Мерещилось мне, в неверной тени,
Опухшее женское тело,
И мерзости ласк, и грязь простыни,
Каким-то салом давно пропотелой.
(«Фантом»)
Одна из осужденных жриц,
Я наблюдаю из кровати
Калейдоскоп людей и лиц,
И поцелуев и объятий…
(«Стансы»)
Отмечая в этих стихах влияние Бодлера, Д. Е. Максимов усматривал здесь предвестие блоковского «страшного мира» задолго до Блока, с элементами «социальной чуткости», пояснив: «Эротическая поэзия представляла собой тот участок, где борьба Брюсова со „страшным миром“ принимала исключительно ожесточенные формы и где успех часто переходил то на одну, то на другую сторону. […] Эротика „страшного мира“ не пощадила творчества Брюсова и глубоко отпечатлелась в его лирике»{10}. На мой взгляд, социального здесь нет, одна сплошная эстетика, смесь литературных впечатлений от Бодлера с житейскими впечатлениями от соседства с «московской Субуррой». Приведу свидетельство Станюковича, которое можно считать реальным комментарием к «Фантому»: «Из темных ворот, из подвалов, из черных зловонных нор выползали сиплые, опухшие женщины.

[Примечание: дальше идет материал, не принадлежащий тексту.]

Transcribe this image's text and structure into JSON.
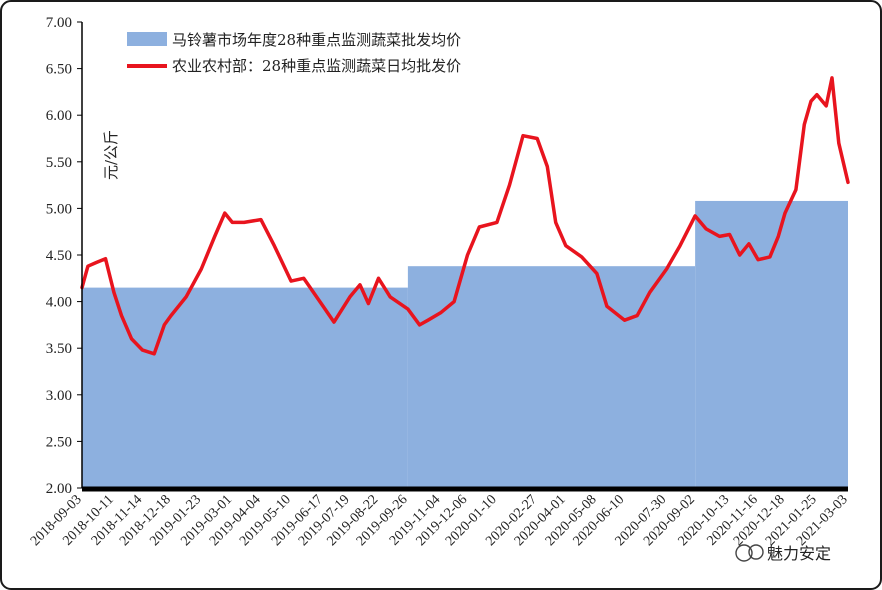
{
  "chart_data": {
    "type": "area",
    "ylabel": "元/公斤",
    "ylim": [
      2.0,
      7.0
    ],
    "yticks": [
      "2.00",
      "2.50",
      "3.00",
      "3.50",
      "4.00",
      "4.50",
      "5.00",
      "5.50",
      "6.00",
      "6.50",
      "7.00"
    ],
    "xticks": [
      "2018-09-03",
      "2018-10-11",
      "2018-11-14",
      "2018-12-18",
      "2019-01-23",
      "2019-03-01",
      "2019-04-04",
      "2019-05-10",
      "2019-06-17",
      "2019-07-19",
      "2019-08-22",
      "2019-09-26",
      "2019-11-04",
      "2019-12-06",
      "2020-01-10",
      "2020-02-27",
      "2020-04-01",
      "2020-05-08",
      "2020-06-10",
      "2020-07-30",
      "2020-09-02",
      "2020-10-13",
      "2020-11-16",
      "2020-12-18",
      "2021-01-25",
      "2021-03-03"
    ],
    "legend": {
      "area_label": "马铃薯市场年度28种重点监测蔬菜批发均价",
      "line_label": "农业农村部：28种重点监测蔬菜日均批发价"
    },
    "colors": {
      "area": "#8DB0DF",
      "line": "#E8141E",
      "axis": "#000000"
    },
    "series": [
      {
        "name": "马铃薯市场年度28种重点监测蔬菜批发均价",
        "kind": "step-area",
        "x": [
          "2018-09-03",
          "2019-09-26",
          "2020-09-02",
          "2021-03-03"
        ],
        "values": [
          4.15,
          4.38,
          5.08,
          5.08
        ]
      },
      {
        "name": "农业农村部：28种重点监测蔬菜日均批发价",
        "kind": "line",
        "x": [
          "2018-09-03",
          "2018-09-10",
          "2018-09-20",
          "2018-10-01",
          "2018-10-11",
          "2018-10-20",
          "2018-11-01",
          "2018-11-14",
          "2018-11-28",
          "2018-12-10",
          "2018-12-18",
          "2019-01-05",
          "2019-01-23",
          "2019-02-08",
          "2019-02-20",
          "2019-03-01",
          "2019-03-15",
          "2019-04-04",
          "2019-04-20",
          "2019-05-10",
          "2019-05-25",
          "2019-06-17",
          "2019-06-30",
          "2019-07-19",
          "2019-07-31",
          "2019-08-10",
          "2019-08-22",
          "2019-09-05",
          "2019-09-26",
          "2019-10-10",
          "2019-10-20",
          "2019-11-04",
          "2019-11-20",
          "2019-12-06",
          "2019-12-20",
          "2020-01-10",
          "2020-01-25",
          "2020-02-10",
          "2020-02-27",
          "2020-03-10",
          "2020-03-20",
          "2020-04-01",
          "2020-04-20",
          "2020-05-08",
          "2020-05-20",
          "2020-06-10",
          "2020-06-25",
          "2020-07-10",
          "2020-07-30",
          "2020-08-15",
          "2020-09-02",
          "2020-09-15",
          "2020-10-01",
          "2020-10-13",
          "2020-10-25",
          "2020-11-05",
          "2020-11-16",
          "2020-11-30",
          "2020-12-10",
          "2020-12-18",
          "2020-12-31",
          "2021-01-10",
          "2021-01-18",
          "2021-01-25",
          "2021-02-05",
          "2021-02-12",
          "2021-02-20",
          "2021-03-03"
        ],
        "values": [
          4.15,
          4.38,
          4.42,
          4.46,
          4.1,
          3.85,
          3.6,
          3.48,
          3.44,
          3.75,
          3.85,
          4.05,
          4.35,
          4.7,
          4.95,
          4.85,
          4.85,
          4.88,
          4.6,
          4.22,
          4.25,
          3.95,
          3.78,
          4.05,
          4.18,
          3.98,
          4.25,
          4.05,
          3.92,
          3.75,
          3.8,
          3.88,
          4.0,
          4.5,
          4.8,
          4.85,
          5.25,
          5.78,
          5.75,
          5.45,
          4.85,
          4.6,
          4.48,
          4.3,
          3.95,
          3.8,
          3.85,
          4.1,
          4.35,
          4.6,
          4.92,
          4.78,
          4.7,
          4.72,
          4.5,
          4.62,
          4.45,
          4.48,
          4.7,
          4.95,
          5.2,
          5.9,
          6.15,
          6.22,
          6.1,
          6.4,
          5.7,
          5.28
        ]
      }
    ]
  },
  "watermark": "魅力安定"
}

Они ссорились, ругались истово, хватали за рукава проходящих, предлагали за гроши свое дряблое тело»{11}. Соглашусь с другим замечанием Максимова: «В эротических стихах Брюсова можно найти немало болезненного и мучительного, но игривости, скабрезности, внутренней нечистоплотности, легкомыслия, двусмысленности, нарочитости — всего того, что является главным признаком порнографии, — в них найти невозможно»{12}.

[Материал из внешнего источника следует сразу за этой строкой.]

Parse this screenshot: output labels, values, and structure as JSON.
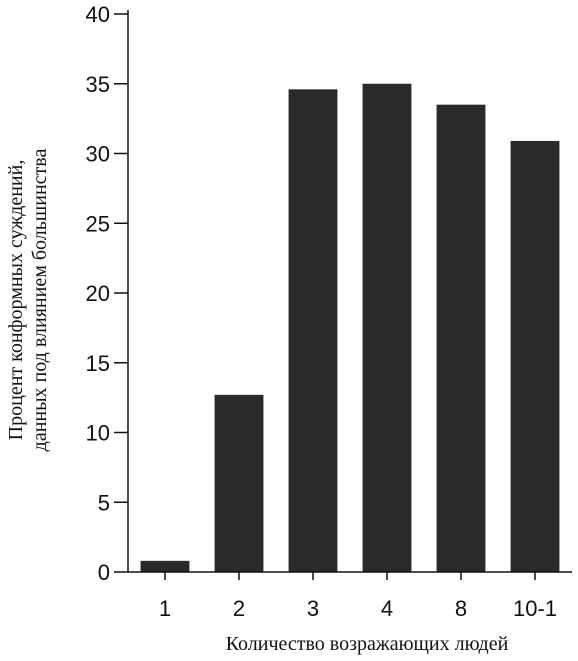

«Шедевры» вышли одновременно с третьим выпуском «Русских символистов» во второй половине августа 1895 года: вспомним Анапестенского, который «раз в год (осенью, когда критики еще не устали ругаться) печатал „книги“ в 15 страниц толщиною». Обругали их тоже одновременно. Из неучтенных в библиографии отзывов процитирую отклик «Екатеринбургской недели» — возможно, единственный за пределами двух столиц. «Если бы г. Валерий Брюсов был логичен, то завещавши сокровища своей поэзии „вечности и искусству“, не тратился бы на почтовые марки, которыми он оплачивает свою книгу, рассылая ее в редакции газет для отзыва, — насмешничал рецензент „Эн“. — Видно, „вечность“ сама по себе, а надежда на одобрительный отзыв современников тоже сама по себе и друг с другом прекрасно уживаются». Содержание и стиль отзыва оригинальностью не отличались: «Г. Валерий Брюсов — поэт символист, но это еще не суть важно, потому что никому не возбраняется сходить с ума по своему вкусу, но он, кроме того, человек, обладающий громадным самомнением, а потому критику игнорирующий, зане оная критика не способна правильно оценить его музу». Далее цитаты из «Фантома», упоминание о Поприщине и т. д.{13}.
«Если бы у нас была критика, — грустно заметил Эллис, — проницательный глаз отметил бы среди этих ученических исканий несколько звуков, несколько сочетаний, возможных только у первоклассного художника»{14}. Увы, книгу не оценили даже те, на чье понимание автор, казалось, мог рассчитывать. «Твои посвящения или завещания странны и до невероятия самоуверенны», — писал Станюкович{15}. Судя по наброскам, Брюсов хотел ответить резко, но ограничился грустным укором: «Ты совершенно чужд той поэзии, к которой я стремлюсь. Ты не заметил того, чем я горжусь в „Сhefs d’œuvre“. Ты прошел мимо тех стихотворений, в которых когда-то была вся моя душа. […] Ты так далек от красоты настроений, образов, слов, от этой — если хочешь — бесполезной, бесцельной красоты, что произносишь несправедливые обвинения»{16}. Коган, язвительно названный в письме Станюковичу «некто г. Коган», «заявил даже, что напечатай я свое предисловие раньше — он не счел бы возможным вступить со мной в знакомство. Остались на моей стороне, — продолжал Валерий Яковлевич сводку с поля боя, — Ланг (по глупости своей), Курсинский (поэт, подражающий мне) и Фриче (умный господин, понимающий, что сущность не в предисловиях)[15]. Однако негодование приняло такие размеры, что когда недавно в университете я стал читать Аристофана, аудитория недовольно зашипела и до меня долетело слово „декадент“»{17}. Занеся это в дневник, Брюсов отметил: «Только искреннее сочувствие Самыгина и Шулятикова успокоило меня немного» (11 сентября 1895). Образцы журнальной брани — от Буренина до Богдановича — я уже приводил. 8 сентября Брюсов честно признался: «Ругательства в газетах меня ужасно мучат».